Business reporter(wp/reuters):::
Sterling would lose around 9 percent of its current value against the dollar and trade at $1.20 in the immediate aftermath of Britain leaving the EU without a deal, a Reuters poll of foreign exchange strategists predicted.
Sterling would lose around 9 percent of its current value against the dollar and trade at $1.20 in the immediate aftermath of Britain leaving the EU without a deal, a Reuters poll of foreign exchange strategists predicted.
However, most economists expect the two sides to eventually agree a free trade deal, and medians in the Feb 28-March 5 poll of over 60 strategists said cable would be at $1.32 at the end of March as the divorce is due to take effect - close to the $1.314 it was hovering around on Wednesday.
In six months’ time the pound will have strengthened to $1.35 and in a year to $1.39, the poll found, little changed from a February poll and still significantly below levels it was trading at before the June 2016 referendum vote to leave the bloc.
All Reuters polls ahead of that vote correctly predicted sterling would fall in the event of the country choosing to leave the European Union.
A separate Reuters poll of economists on Wednesday showed the chance of a no-deal Brexit had fallen to 15 percent, but if the two sides do part ways without agreement, one forecaster predicted sterling could sink as low as parity to the dollar.
“Sterling is likely to fall to parity ...if the UK does not keep traffic flowing across the channel tunnel, preserve the Good Friday Agreement (with Ireland) and avoid the other negative consequences of a hard Brexit,” said William Adams at PNC Financial Services.
While no other respondents were that gloomy, even the most optimistic forecast for no-deal cable was a drop to $1.28.
“A disorderly Brexit - for us a very unlikely scenario - would push cable towards the cycle lows of $1.18-$1.20,” said Roberto Cobo Garcia at BBVA.
Likely offering some support for sterling, the U.S. Federal Reserve is in a holding pattern while the Bank of England is expected to raise borrowing costs towards the end of this year.
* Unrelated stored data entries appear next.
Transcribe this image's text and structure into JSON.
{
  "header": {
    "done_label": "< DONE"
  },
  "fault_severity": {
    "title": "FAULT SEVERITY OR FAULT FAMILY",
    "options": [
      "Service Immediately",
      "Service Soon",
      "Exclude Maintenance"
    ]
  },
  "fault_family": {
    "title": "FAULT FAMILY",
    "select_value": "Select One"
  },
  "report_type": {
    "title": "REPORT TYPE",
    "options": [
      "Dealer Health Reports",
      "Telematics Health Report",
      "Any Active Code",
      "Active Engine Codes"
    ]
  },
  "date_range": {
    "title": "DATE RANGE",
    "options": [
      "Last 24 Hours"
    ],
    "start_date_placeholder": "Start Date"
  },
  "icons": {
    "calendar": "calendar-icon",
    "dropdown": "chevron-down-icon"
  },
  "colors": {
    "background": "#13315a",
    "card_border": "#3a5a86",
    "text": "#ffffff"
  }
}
But interest rate differentials will provide little help for sterling versus the euro.
The European Central Bank is seen delaying a rate hike from record lows until 2020, another Reuters poll showed last week, but against the common currency the pound will barely move.
In one, three and six months, one euro was expected to worth 86.0 pence, the same as it was on Wednesday. In a year sterling will have marginally strengthened to 85.4p.